Nothing in politics lasts forever and a political hegemony which seems unbreakable can collapse faster than anyone expects

One of the arguments used in recent decades first by Scottish Labour and then by the Scottish National Party is to present the Conservatives as the "English party" and suggest that when the UK is run by the Conservatives then Scotland will be run from southern England.

This argument has had some superficial plausibility between Mrs Thatcher's election and, perhaps, last year when Ruth Davidson's Scottish Conservatives overtook Labour in the Scottish parliament - though it was to some extent a circular argument which held a bit of truth because and only because enough Scottish voters believed it to make it true.

Yet twas not ever thus

The cartoon below by Cummings first appeared in the Express in 1961, before I was born but well within living memory.





































It shows the British Prime Minister, Foreign Secretary and Conservative Party Chairman (later Chancellor), all of whom were Scottish Conservatives, and the joke is about the English demanding their independence.

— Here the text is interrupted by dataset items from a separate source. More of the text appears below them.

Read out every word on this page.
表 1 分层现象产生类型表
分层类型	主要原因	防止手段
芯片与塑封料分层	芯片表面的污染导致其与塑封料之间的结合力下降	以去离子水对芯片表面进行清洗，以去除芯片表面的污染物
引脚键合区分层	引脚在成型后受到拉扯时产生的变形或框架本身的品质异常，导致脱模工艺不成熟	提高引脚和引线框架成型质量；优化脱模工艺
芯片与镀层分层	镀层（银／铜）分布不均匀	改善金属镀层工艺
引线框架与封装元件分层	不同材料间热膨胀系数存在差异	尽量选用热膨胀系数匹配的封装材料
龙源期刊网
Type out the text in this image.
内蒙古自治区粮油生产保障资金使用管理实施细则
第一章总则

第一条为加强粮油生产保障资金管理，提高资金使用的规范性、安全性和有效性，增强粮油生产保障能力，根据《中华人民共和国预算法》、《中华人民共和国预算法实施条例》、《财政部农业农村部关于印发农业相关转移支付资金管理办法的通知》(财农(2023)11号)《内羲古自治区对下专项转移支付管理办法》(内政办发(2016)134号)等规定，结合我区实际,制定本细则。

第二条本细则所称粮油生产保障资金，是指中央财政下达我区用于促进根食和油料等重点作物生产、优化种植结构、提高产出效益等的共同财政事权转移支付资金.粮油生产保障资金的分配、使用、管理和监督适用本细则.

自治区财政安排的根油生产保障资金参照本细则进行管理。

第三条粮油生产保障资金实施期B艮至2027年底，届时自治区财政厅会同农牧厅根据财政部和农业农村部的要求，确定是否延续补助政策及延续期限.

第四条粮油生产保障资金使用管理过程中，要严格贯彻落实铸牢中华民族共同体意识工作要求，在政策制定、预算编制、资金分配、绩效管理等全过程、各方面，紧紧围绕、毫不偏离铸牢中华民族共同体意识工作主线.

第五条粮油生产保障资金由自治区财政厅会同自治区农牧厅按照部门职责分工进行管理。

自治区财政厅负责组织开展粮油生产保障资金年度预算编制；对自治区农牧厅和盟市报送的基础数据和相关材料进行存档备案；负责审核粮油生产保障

This is why constitutional arguments based on the current balance of power - whether it is Scottish socialists wanting independence because they don't want Tory governments or English right-wingers who want the Scots to go because they do - are very weak. Things change and in any democracy voters will sooner or later demand an alternative.

We had Scottish MPs representing Scottish seats as PM and Chancellor of the UK from ten years ago to seven years ago. If Scotland remains part of the UK for the next twenty years I am quite certain that there will be Scots in the highest offices of state of the UK within that time, and despite Jeremy Corbyn's best efforts to keep the Conservatives in power for decades it is also likely that there will be changes in the make-up of the UK government within that time. I said at the beginning of this post that nothing in politics lasts for ever, and it is particularly true in modern democratic politics that no government lasts forever.

Similarly if Scotland does become independent those who voted for independence because they never want to see another Conservative government may find that things do not go as planned. I predict that if Scotland does become independent there is likely to be a Scottish Conservative government at Holyrood within ten years and almost certainly within twenty.